De facto, A Velhice foi a «obra que, mais do que nenhuma outra, contribuiu para fortalecer entre nós a corrente anti-clerical, provocando grande impacto mesmo antes de ser publicada» (p.207). E Junqueiro, bem lúcido da gravidade do conteúdo dos seus versos, não tendo dúvidas sobre a contestação que se lhe seguiria, escreveu numa carta ao amigo Luís de Magalhães: «(…) a Velhice só pode ser posta à venda no dia 20. A razão é simples. No dia 19 vou a Braga e daí para o Porto. Ora, se o livro aparecesse no dia 18, arriscava-me a ir a Braga para a Eternidade com a cabeça partida por algum hissope» (p.207).

Neste ambiente inconformado com as diatribes rancorosas e inclementes com Deus, com Cristo e a Sua Igreja, a Velhice do Padre Eterno, é parodiada pela Folha Nova com a paródia A Velhice da Madre Eterna subscrita por Marraschino & C.ª. A identificação deste «controverso pseudónimo» será feita logo a seguir com mais alguns documentos, terminando Henrique Manuel Pereira com a passagem em que Marraschino & C.ª acaba por fazer uma respeitosa vénia ao Poeta dos Simples: «Marraschino & C.ª, sociedade trocista de gargalhada permanente depõe as pennas galhofeiras aos pés de Junqueiro (…) – o poeta colossal cuja lyra é um Hymalaia de tropos luminosíssimos e aos pés de Bordallo Pinheiro – o implacavel demolidor d’esta sociedade apodrecida e balofa.
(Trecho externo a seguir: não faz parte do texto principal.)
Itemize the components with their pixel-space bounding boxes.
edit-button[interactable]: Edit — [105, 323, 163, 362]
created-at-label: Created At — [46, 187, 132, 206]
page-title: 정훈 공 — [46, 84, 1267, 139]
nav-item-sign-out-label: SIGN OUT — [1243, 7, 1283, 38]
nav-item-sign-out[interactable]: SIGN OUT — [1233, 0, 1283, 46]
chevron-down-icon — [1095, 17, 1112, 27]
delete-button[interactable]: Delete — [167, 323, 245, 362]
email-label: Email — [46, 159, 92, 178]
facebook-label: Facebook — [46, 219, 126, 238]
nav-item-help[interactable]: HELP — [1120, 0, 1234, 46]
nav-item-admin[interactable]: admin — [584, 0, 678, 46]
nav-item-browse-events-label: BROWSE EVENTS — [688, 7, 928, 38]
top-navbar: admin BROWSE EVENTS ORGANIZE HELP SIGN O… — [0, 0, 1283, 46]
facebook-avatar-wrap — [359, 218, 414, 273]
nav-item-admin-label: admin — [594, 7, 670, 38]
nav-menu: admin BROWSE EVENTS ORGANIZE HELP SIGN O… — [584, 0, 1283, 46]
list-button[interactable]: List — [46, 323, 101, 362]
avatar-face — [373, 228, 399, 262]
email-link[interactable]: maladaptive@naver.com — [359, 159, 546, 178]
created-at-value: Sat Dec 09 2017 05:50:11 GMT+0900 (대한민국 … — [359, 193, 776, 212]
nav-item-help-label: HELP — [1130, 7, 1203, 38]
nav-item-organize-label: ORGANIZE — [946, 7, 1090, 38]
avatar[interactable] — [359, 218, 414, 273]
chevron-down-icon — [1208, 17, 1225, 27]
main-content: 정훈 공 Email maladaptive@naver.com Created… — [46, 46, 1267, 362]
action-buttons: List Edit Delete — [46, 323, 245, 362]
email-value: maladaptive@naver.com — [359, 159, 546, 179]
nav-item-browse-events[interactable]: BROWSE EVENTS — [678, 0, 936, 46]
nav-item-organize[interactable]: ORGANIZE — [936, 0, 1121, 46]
Ambos elles são uma força e foi à sombra d’esta honrada e gloriosa força que marraschino teve a petulância de flanar um pouco pelos domínios do escândalo alegre e da cebola» (p.213).

Na verdade, a ambiguidade do documento acima citado por Henrique Manuel Pereira, mostra bem como o prestígio literário de Guerra Junqueiro se acabou por sobrepor (e continua a sobrepor) à fé e à discordância de muitos a quem ele feriu os mais fundos sentimentos religiosos.

É sempre difícil não ver alguma desculpabilização para aqueles que, idolatrados pela política ou pela cultura do seu tempo, investem desmedidamente sobre temáticas que, sabem à partida, quanta popularidade lhes vai granjear. E a temática anti-religiosa é mesmo uma das mais promissoras formas de alcançar louvores e glória entre as hostes dos inimigos da Fé.